Es más que conveniente estar desnudos. Se puede empezar por las manos, los dedos, los labios y en fin todo el cuerpo, pero siempre que se dispongande tiempo, esto se ha de hacer tranquilamente, permitiendo que el acercamiento sea relajado y sin presiones. Las caricias o masaje ha de ser mutuo.

El masaje sexual tiene tres fases que deben conocer y respetar.

La primera fase se desarrolla con estímulos suaves, especialmente en las sienes y al final de la Columna vertebral.

En la segunda fase se estimulan las zonas erógenas, Pero han de tener cuenta aquellos lectores masculinos, que la mujer no requiere una estimulación muy directa, es decir que la extensión de sus zonas erógenas pueden ser muchísimas.
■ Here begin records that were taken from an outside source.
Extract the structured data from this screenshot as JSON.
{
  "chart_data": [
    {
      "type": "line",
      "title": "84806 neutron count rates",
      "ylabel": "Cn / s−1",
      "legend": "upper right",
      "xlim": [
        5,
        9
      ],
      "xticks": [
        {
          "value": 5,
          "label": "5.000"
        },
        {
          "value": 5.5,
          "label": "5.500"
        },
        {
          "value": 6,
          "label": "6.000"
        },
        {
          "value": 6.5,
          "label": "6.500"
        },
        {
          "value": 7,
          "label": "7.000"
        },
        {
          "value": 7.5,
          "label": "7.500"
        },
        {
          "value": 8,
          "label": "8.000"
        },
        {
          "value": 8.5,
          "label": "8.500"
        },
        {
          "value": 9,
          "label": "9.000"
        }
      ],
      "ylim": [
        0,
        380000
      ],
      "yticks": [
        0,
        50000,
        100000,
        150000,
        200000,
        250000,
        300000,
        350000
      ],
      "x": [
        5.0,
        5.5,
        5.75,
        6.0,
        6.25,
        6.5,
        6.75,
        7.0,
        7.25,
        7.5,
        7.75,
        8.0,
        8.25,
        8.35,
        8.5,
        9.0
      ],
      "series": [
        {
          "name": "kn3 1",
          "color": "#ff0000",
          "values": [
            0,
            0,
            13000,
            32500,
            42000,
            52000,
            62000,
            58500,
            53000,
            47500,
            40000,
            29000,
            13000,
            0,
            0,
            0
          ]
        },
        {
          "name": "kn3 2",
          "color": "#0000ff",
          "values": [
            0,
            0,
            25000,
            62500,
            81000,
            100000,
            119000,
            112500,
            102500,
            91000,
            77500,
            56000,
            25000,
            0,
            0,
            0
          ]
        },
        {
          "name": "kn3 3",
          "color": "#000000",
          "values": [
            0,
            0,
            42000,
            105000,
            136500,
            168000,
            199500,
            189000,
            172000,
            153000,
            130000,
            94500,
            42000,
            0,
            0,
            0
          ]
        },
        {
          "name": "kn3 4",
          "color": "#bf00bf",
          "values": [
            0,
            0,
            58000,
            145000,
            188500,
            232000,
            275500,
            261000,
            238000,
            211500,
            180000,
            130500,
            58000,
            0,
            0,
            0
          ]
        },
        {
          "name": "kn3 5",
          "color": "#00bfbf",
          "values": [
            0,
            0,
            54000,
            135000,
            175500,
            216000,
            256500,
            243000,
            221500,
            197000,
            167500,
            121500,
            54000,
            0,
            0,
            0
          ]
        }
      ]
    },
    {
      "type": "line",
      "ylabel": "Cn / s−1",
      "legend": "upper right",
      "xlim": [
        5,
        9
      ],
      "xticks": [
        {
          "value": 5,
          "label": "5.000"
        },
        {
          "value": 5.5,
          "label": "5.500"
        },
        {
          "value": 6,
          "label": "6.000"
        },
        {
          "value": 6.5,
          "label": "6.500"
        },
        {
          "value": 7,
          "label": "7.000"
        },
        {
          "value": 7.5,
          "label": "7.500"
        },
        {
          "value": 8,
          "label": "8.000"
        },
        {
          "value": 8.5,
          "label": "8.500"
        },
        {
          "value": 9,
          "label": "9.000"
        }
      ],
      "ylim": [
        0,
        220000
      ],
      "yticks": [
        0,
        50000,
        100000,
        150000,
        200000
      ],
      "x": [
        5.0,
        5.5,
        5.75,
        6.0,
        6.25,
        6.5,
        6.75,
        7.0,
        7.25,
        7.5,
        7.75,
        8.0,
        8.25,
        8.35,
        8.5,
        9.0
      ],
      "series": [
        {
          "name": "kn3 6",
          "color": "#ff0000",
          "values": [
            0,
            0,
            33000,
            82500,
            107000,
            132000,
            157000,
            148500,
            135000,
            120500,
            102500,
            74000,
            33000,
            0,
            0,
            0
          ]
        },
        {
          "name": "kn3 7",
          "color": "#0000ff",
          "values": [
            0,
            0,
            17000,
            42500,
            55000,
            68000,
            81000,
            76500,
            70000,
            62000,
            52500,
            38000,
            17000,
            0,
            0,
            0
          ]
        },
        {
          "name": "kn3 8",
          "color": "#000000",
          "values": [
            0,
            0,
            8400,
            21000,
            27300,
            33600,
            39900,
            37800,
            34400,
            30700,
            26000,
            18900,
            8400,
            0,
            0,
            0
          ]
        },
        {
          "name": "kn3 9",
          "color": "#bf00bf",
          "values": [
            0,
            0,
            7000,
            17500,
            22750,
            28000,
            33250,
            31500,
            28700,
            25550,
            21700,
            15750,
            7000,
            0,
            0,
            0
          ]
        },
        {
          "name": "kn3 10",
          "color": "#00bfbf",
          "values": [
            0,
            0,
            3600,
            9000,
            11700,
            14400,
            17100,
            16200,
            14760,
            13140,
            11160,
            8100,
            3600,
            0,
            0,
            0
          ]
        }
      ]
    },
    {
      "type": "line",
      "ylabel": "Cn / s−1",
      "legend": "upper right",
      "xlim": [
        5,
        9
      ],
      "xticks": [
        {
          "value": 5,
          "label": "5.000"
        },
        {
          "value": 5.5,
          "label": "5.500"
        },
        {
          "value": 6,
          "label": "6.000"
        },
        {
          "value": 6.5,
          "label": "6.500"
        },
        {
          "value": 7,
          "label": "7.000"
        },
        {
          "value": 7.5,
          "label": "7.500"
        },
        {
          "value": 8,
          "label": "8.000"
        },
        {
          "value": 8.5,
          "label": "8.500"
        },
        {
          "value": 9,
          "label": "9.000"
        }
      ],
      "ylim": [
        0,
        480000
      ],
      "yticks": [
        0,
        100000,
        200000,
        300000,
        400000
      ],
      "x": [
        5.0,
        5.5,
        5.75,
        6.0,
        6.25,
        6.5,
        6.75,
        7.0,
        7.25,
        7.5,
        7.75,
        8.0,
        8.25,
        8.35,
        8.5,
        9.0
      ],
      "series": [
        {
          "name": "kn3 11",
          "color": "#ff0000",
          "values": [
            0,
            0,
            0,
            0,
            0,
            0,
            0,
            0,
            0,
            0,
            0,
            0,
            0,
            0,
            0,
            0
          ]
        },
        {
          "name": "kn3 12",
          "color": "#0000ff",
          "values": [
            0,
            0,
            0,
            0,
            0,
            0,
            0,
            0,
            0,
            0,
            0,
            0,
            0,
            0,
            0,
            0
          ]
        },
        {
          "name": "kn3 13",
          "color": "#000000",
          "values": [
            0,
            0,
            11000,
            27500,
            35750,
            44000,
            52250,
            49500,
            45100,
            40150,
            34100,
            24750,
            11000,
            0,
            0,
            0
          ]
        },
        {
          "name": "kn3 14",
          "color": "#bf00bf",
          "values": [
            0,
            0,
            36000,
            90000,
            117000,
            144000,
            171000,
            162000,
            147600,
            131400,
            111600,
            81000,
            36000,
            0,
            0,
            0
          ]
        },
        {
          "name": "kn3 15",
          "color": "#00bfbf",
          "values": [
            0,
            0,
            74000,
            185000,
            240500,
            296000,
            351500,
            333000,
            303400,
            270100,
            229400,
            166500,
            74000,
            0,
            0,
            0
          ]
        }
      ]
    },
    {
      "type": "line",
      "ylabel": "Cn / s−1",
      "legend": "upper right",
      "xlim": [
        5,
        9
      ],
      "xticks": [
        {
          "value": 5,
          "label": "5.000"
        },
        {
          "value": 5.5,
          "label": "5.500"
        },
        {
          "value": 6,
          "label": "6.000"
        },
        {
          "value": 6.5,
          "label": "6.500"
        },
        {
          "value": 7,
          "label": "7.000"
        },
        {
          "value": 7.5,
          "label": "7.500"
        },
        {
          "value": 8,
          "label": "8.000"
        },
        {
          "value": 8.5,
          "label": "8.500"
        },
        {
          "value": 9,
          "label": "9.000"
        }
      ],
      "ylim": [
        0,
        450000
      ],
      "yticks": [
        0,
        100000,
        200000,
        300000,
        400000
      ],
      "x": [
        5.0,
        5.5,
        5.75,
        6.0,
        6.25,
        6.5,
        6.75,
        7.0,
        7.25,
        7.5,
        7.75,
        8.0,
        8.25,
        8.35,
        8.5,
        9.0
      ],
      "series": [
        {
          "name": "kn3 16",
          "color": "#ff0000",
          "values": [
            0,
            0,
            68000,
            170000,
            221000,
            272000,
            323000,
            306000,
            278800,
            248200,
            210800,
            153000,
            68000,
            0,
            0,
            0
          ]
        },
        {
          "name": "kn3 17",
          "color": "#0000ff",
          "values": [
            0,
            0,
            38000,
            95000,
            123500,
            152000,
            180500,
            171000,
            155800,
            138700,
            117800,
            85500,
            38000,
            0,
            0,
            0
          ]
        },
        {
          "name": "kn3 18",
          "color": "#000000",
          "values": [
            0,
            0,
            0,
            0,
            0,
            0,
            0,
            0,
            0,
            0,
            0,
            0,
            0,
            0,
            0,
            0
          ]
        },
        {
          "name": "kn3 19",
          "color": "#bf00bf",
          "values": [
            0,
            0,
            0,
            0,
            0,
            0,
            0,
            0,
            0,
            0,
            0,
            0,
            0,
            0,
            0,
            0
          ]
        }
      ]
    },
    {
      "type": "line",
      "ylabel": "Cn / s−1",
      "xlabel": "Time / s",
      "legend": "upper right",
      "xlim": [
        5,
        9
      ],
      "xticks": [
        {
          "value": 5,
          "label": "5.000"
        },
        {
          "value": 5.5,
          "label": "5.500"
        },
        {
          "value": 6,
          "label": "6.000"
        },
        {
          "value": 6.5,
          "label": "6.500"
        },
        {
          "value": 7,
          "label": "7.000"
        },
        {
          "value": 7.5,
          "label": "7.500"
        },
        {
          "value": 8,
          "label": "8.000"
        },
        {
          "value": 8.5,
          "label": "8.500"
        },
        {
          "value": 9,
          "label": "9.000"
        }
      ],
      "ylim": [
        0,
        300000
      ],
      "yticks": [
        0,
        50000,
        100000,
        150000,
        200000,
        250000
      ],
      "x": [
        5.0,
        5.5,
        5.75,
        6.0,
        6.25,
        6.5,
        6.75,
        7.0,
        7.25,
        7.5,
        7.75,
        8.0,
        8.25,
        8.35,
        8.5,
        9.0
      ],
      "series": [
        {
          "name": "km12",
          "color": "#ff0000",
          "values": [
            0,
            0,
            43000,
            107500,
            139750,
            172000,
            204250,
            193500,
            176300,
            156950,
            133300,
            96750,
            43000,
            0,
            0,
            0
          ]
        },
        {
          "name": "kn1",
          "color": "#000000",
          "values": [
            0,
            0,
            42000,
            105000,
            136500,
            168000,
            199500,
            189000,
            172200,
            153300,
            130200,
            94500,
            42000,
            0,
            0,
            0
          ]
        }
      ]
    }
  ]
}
Todo el cuerpo bien tocado, sobado, chupado, puede ser una zona
En esta segunda fase se deberán estimular la línea que va desde la nuca hasta la parte lateral de las caderas, pasando por los pezones, la cintura y poniendo especial atención en las orejas.

La tercera fase ya se dedica por entero a los genitales y ahí cada uno ya debe de saber o intuir lo que le gusta al otro.